As someone with roots in organismal biology, my curiosity has always come in two flavors: how and why. The how addresses proximal questions of genetic, cellular, and developmental mechanisms, and the why addresses larger evolutionary questions. The primary focus of my research is reproduction, which is of fundamental importance to human health and society, evolution, animal science, and conservation. Reproduction appeals to me as a system of inquiry because of its incredibly complex, multi-factorial nature, as well as overarching themes of conflict, cooperation, and coevolution between the sexes.

My system of choice is the Drosophila fruit fly. Not only is it one of the first genetic model organisms boasting a powerful arsenal of tools and resources, it exhibits remarkable phenotypic diversity across 2000+ species, and it claims the world’s longest known sperm in D. bifurca at 5.8 cm long.
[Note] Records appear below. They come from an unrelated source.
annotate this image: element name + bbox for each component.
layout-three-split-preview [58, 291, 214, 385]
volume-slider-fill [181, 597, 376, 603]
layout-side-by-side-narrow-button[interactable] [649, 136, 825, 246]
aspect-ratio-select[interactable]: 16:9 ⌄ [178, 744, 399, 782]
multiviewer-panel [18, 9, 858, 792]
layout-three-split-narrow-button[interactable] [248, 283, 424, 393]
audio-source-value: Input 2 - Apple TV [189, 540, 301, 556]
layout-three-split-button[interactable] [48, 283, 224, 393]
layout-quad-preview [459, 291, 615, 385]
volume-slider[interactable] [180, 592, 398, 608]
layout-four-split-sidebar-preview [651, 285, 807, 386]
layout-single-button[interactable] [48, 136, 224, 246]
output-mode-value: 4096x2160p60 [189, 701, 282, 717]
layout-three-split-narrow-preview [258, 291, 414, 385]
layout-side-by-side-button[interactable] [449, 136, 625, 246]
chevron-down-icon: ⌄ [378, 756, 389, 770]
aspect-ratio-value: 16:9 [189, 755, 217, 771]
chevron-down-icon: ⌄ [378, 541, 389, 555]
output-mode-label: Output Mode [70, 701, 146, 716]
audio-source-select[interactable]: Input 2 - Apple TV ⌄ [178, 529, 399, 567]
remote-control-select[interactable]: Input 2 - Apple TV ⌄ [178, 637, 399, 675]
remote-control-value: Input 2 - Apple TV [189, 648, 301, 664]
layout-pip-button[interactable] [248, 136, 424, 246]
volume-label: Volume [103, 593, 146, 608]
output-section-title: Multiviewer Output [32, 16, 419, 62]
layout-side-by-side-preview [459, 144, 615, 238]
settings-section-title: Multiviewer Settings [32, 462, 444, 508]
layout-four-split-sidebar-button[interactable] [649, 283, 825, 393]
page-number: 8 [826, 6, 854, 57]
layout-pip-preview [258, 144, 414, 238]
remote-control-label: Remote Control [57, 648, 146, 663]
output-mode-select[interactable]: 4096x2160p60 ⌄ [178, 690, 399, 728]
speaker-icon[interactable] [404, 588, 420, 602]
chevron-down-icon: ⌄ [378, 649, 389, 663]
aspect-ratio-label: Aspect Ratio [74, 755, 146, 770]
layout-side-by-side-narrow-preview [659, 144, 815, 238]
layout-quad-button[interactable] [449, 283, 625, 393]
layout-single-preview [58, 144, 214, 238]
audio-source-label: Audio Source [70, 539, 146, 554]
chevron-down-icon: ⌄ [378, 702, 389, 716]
One major goal of my research program is to understand the functional significance of these giant sperm, how they interact with the female reproductive tract, how variation in sperm length is regulated, and how pleiotropy and modularity among sperm traits influences their evolutionary trajectory.

Complex interactions mediate the outcome of sperm competition, also known as paternity success. Sperm length interacts with sperm numbers as well as with length of the female’s coiled tubular sperm storage organ, the seminal receptacle (SR), in a way that is contingent on phenotypes of the first male, second male, and female. Sperm length and SR length are positively correlated across Drosophila species, a pattern that may be mediated by these functional sperm-SR interactions as well as by a genetic correlation between sperm and SR length.